Derrida okumaları | İhsan Kurt

Ocak 6, 2023

Derrida okumaları | İhsan Kurt

Bir süre önce bir şairimiz hakkında doktora tezi hazırlayacağını söyleyen bir öğrenci yardımımı rica etti. “Ne yapabilirim” dediğinde, üzerinde hiç çalışılmadığını düşündüğüm bir şairin şiirlerinde metafor (eğretileme) ve imge üzerinde yapabilirsiniz önerisinde bulundum. Bunun üzerine doktora tezi yapmaya hazırlanan genç bana “imge, hadi biraz anladım da metaforu (eğretilemeyi) hiç duymadım” demesin mi?
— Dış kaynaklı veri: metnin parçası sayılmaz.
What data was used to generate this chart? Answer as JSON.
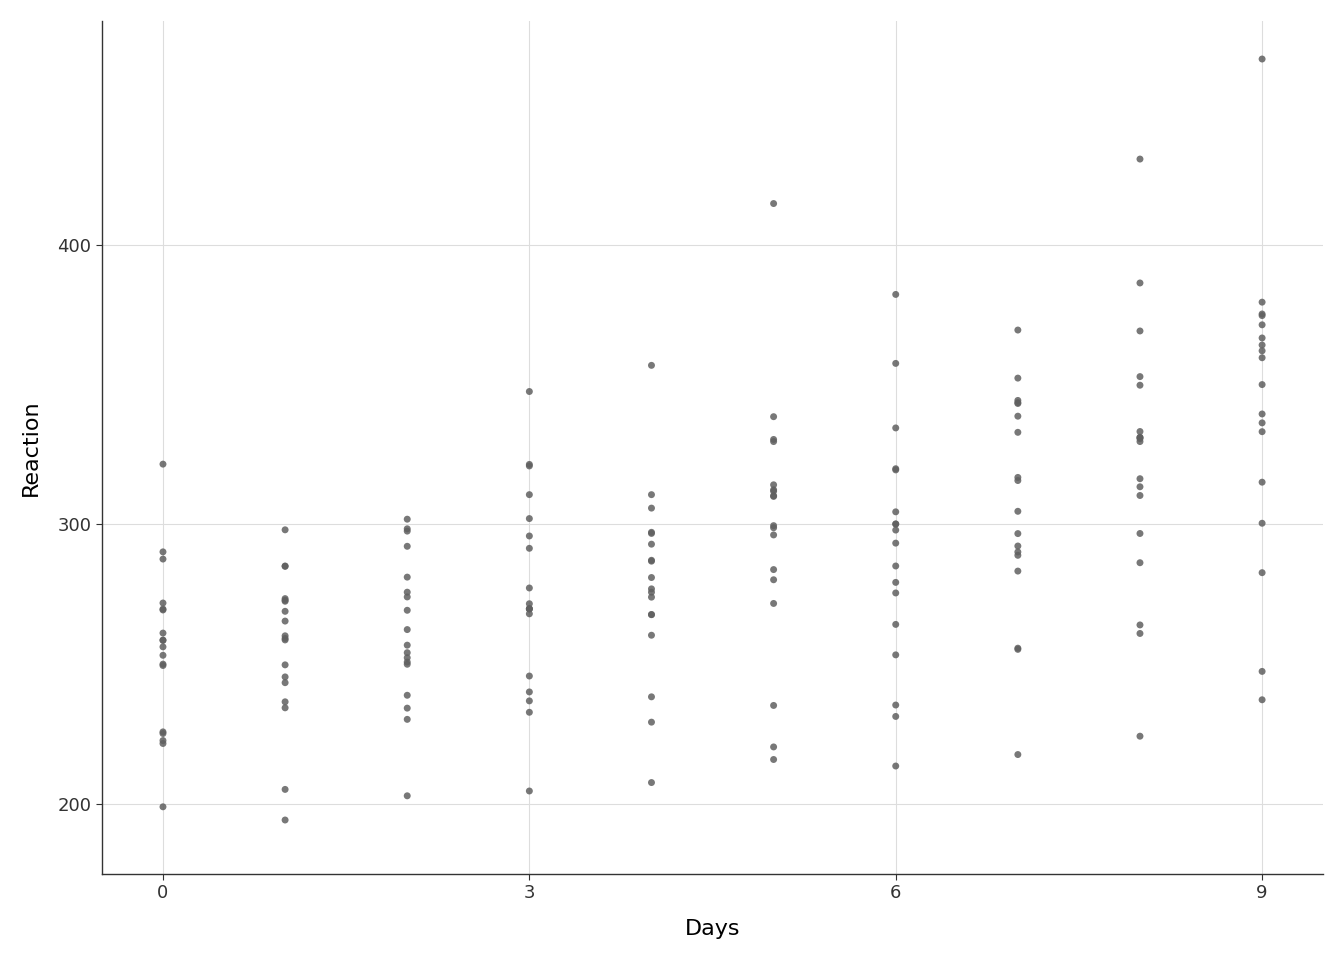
{
  "title": "",
  "xlabel": "Days",
  "ylabel": "Reaction",
  "background_color": "#ffffff",
  "grid_color": "#dddddd",
  "point_color": "#606060",
  "point_size": 25,
  "point_alpha": 0.85,
  "xlim": [
    -0.5,
    9.5
  ],
  "ylim": [
    175,
    480
  ],
  "xticks": [
    0,
    3,
    6,
    9
  ],
  "yticks": [
    200,
    300,
    400
  ],
  "days": [
    0,
    1,
    2,
    3,
    4,
    5,
    6,
    7,
    8,
    9,
    0,
    1,
    2,
    3,
    4,
    5,
    6,
    7,
    8,
    9,
    0,
    1,
    2,
    3,
    4,
    5,
    6,
    7,
    8,
    9,
    0,
    1,
    2,
    3,
    4,
    5,
    6,
    7,
    8,
    9,
    0,
    1,
    2,
    3,
    4,
    5,
    6,
    7,
    8,
    9,
    0,
    1,
    2,
    3,
    4,
    5,
    6,
    7,
    8,
    9,
    0,
    1,
    2,
    3,
    4,
    5,
    6,
    7,
    8,
    9,
    0,
    1,
    2,
    3,
    4,
    5,
    6,
    7,
    8,
    9,
    0,
    1,
    2,
    3,
    4,
    5,
    6,
    7,
    8,
    9,
    0,
    1,
    2,
    3,
    4,
    5,
    6,
    7,
    8,
    9,
    0,
    1,
    2,
    3,
    4,
    5,
    6,
    7,
    8,
    9,
    0,
    1,
    2,
    3,
    4,
    5,
    6,
    7,
    8,
    9,
    0,
    1,
    2,
    3,
    4,
    5,
    6,
    7,
    8,
    9,
    0,
    1,
    2,
    3,
    4,
    5,
    6,
    7,
    8,
    9,
    0,
    1,
    2,
    3,
    4,
    5,
    6,
    7,
    8,
    9,
    0,
    1,
    2,
    3,
    4,
    5,
    6,
    7,
    8,
    9,
    0,
    1,
    2,
    3,
    4,
    5,
    6,
    7,
    8,
    9,
    0,
    1,
    2,
    3,
    4,
    5,
    6,
    7,
    8,
    9
  ],
  "reaction": [
    249.56,
    258.7,
    250.8,
    321.44,
    356.85,
    414.69,
    382.2,
    290.15,
    430.59,
    466.35,
    222.73,
    205.27,
    202.98,
    204.7,
    207.72,
    215.96,
    213.63,
    217.73,
    224.29,
    237.31,
    199.05,
    194.33,
    234.32,
    232.84,
    229.31,
    220.45,
    235.43,
    255.75,
    261.01,
    247.45,
    321.54,
    298.06,
    292.17,
    347.5,
    310.63,
    330.36,
    253.36,
    369.47,
    331.08,
    362.05,
    287.61,
    285.0,
    301.86,
    320.89,
    297.17,
    338.5,
    357.55,
    352.29,
    386.3,
    366.64,
    290.18,
    285.13,
    275.77,
    269.84,
    286.86,
    298.8,
    293.3,
    292.27,
    296.75,
    315.09,
    225.83,
    236.58,
    230.31,
    236.91,
    238.36,
    235.28,
    231.35,
    255.33,
    264.06,
    282.74,
    269.41,
    273.47,
    297.6,
    310.63,
    287.17,
    329.61,
    334.48,
    343.22,
    369.14,
    364.12,
    256.23,
    243.42,
    256.83,
    271.64,
    273.99,
    299.55,
    304.49,
    315.68,
    310.33,
    359.57,
    250.05,
    259.24,
    250.01,
    269.8,
    281.01,
    271.74,
    279.27,
    288.95,
    286.3,
    300.41,
    221.68,
    245.48,
    252.34,
    268.03,
    276.95,
    310.24,
    297.97,
    338.68,
    316.33,
    333.14,
    271.9,
    268.93,
    298.42,
    295.86,
    292.93,
    314.15,
    319.9,
    344.31,
    349.75,
    379.44,
    225.26,
    234.43,
    238.92,
    240.11,
    267.79,
    280.21,
    300.11,
    316.79,
    330.64,
    375.21,
    269.74,
    272.9,
    281.15,
    291.45,
    296.77,
    312.36,
    319.47,
    343.52,
    352.83,
    371.34,
    261.15,
    265.44,
    269.3,
    277.27,
    305.82,
    311.85,
    300.17,
    332.91,
    331.12,
    349.98,
    258.66,
    272.53,
    274.07,
    269.81,
    267.72,
    310.0,
    275.49,
    296.71,
    329.61,
    339.47,
    258.53,
    249.79,
    254.14,
    245.8,
    260.38,
    296.23,
    264.25,
    283.31,
    313.45,
    374.64,
    253.21,
    260.17,
    262.4,
    302.08,
    275.75,
    283.85,
    285.13,
    304.68,
    333.2,
    336.29
  ]
}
Tabii ki sadece hayret etmekle kalmadım… Zaten eğitimle ilgili kaygılarım hiç azalmamışken edebiyat eğitiminde de benzer kaygılarım arttı.

Belki bazıları fazla abartılmış bulacak ama bu durumu/ metafor gibi bir kavramdan haberdar olmamayı/ edebiyat eserlerinin incelenmesinde, çözümlenmesinde, analizinde, eleştirisinde neden hala fazla derinleşemediğimizin ip uçlarını sezer gibi oldum. Taklitlerin, tekrarların sebepleri ve dolayısıyla özgün eserler üretememenin arasında bilgiye ulaşma heyecanının eksik olduğunu anladım. Çünkü eğitimin her basamağında çalıştığım yıllarda fark ettim ki öğrenme ve merak etme heyecanın olmaması aynı zamanda yeni ve farklı bilgilerden faydalanmayı da engellemektedir.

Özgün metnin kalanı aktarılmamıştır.